Why have anti-Ukrainian sentiments started to grow in Romania, and will it lead to change of power?

Tuesday, 23 January 2024

Romania is facing both parliamentary and presidential elections this year.

At the same time, the ratings of parties promoting anti-Ukrainian views are sharply rising. It is happening because of farmers' protests demanding protection from imports from Ukraine.

Yurii Panchenko, European Pravda editor, discusses the chance of a shift in Romania's foreign with Sergiy Gerasymchuk, Deputy Executive Director of the Foreign Policy Council Ukrainian Prism.

You can read the main points of the conversation in the article – Not public ally: How Romania backs Kyiv and why ratings of Ukrainian phobes rising there.

The events surrounding the border blockade in Romania are significantly influenced by the election situation. Both parliamentary and presidential elections are set in Romania for this year.

So, it is clear that, just like the agricultural card is being played in Poland and Slovakia, there is an interest in Romania to raise and highlight this issue during the electoral process.

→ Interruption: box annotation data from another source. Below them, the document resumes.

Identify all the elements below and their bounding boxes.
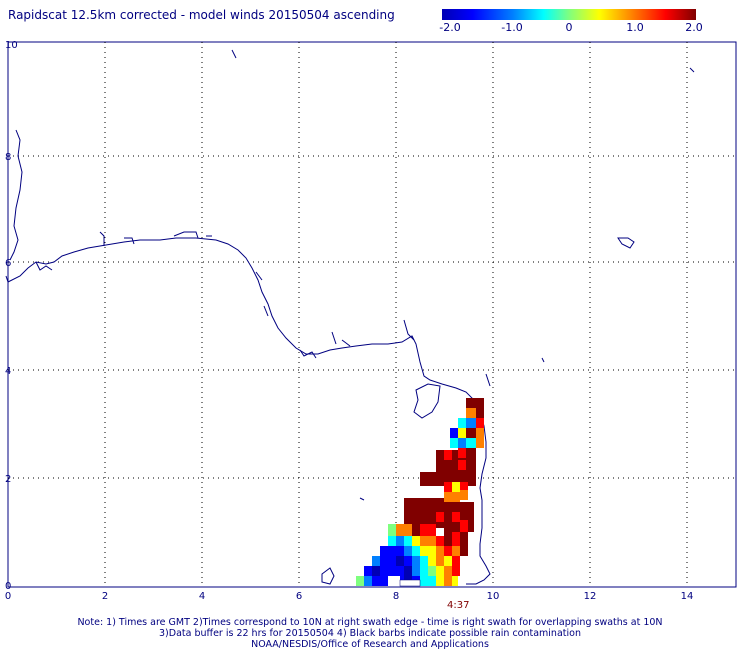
x-tick-label: 8 [393, 591, 399, 602]
footnote-line-1: Note: 1) Times are GMT 2)Times correspon… [77, 617, 663, 628]
y-tick-label: 4 [5, 366, 11, 377]
x-tick-label: 10 [487, 591, 500, 602]
colorbar-tick: 1.0 [626, 21, 644, 34]
plot-frame [7, 41, 737, 588]
colorbar [442, 9, 696, 20]
map-title: Rapidscat 12.5km corrected - model winds… [8, 8, 395, 22]
y-tick-label: 6 [5, 258, 11, 269]
colorbar-tick: -2.0 [439, 21, 461, 34]
x-tick-label: 4 [199, 591, 205, 602]
x-tick-label: 6 [296, 591, 302, 602]
x-tick-label: 0 [5, 591, 11, 602]
y-tick-label: 10 [5, 40, 18, 51]
wind-swath [356, 398, 484, 587]
y-tick-label: 2 [5, 474, 11, 485]
colorbar-tick: 2.0 [685, 21, 703, 34]
coastline [5, 49, 695, 585]
swath-time-label: 4:37 [447, 600, 470, 611]
footnote-line-2: 3)Data buffer is 22 hrs for 20150504 4) … [159, 628, 581, 639]
y-tick-label: 8 [5, 152, 11, 163]
x-tick-label: 12 [584, 591, 597, 602]
y-tick-label: 0 [5, 581, 11, 592]
x-tick-label: 2 [102, 591, 108, 602]
colorbar-tick: 0 [565, 21, 573, 34]
grid-lines [8, 42, 736, 587]
colorbar-tick: -1.0 [501, 21, 523, 34]
footnote-line-3: NOAA/NESDIS/Office of Research and Appli… [251, 639, 489, 650]
x-tick-label: 14 [681, 591, 694, 602]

Bucharest, however, has actually benefited greatly from the blockades in Poland. In this situation, some exports has been redirected to Romania.

Assessing critics of Ukraine in Romania, we should distinguish pro-Russian and anti-Ukrainian sentiments.

It would be difficult to label any political force in Romania as pro-Russian, as the attitude towards Russia there is far from favourable. There is still a powerful anti-Russian sentiment. However, there are political forces that begin to play with anti-European narratives, similar to Russian ones, advantageous to the Kremlin.

The ideology of these parties is simultaneously hostile to Ukraine.

Firstly, there is the AUR party (Alliance for the Union of Romanians). This party is currently in second place with 20% of potential votes. Their rating continues to rise for the same reasons as for Alternative for Germany.

But it is not likely that they will come to power. All Romania's political elites agree that they should not give a hand to AUR for now to avoid tarnishing themselves.

Another anti-Ukrainian political force is the SOS party, which broke away from AUR.

SOS is led by Senator Diana Șoșoacă, who has a reputation of a 'local crazy lady'. In particular, her threats led to the cancellation of President Zelenskyy's speech in the Romanian parliament.

SOS has a chance to overcome the five percent electoral barrier and have a faction in the next parliament.

As for the main conflicts, mainstream Romanian parties were not happy about 'the Moldovan language' in Ukraine until recently. Romania insisted that there was no Moldovan language, and eventually, Moldova itself agreed. However, Ukraine insisted on the existence of the Moldovan language for a long time, publishing corresponding textbooks, and so on.

This issue has now been resolved. There are no longer any claims from mainstream parties, currently in power. They are likely to remain in power after the elections.

The issue of the Romanian minority in Ukraine is also more or less settled.

Moreover, it is a positive aspect that Romanians have an understanding of the Black Sea as a region where stability should prevail.

This contributes to Bucharest's support for Ukraine.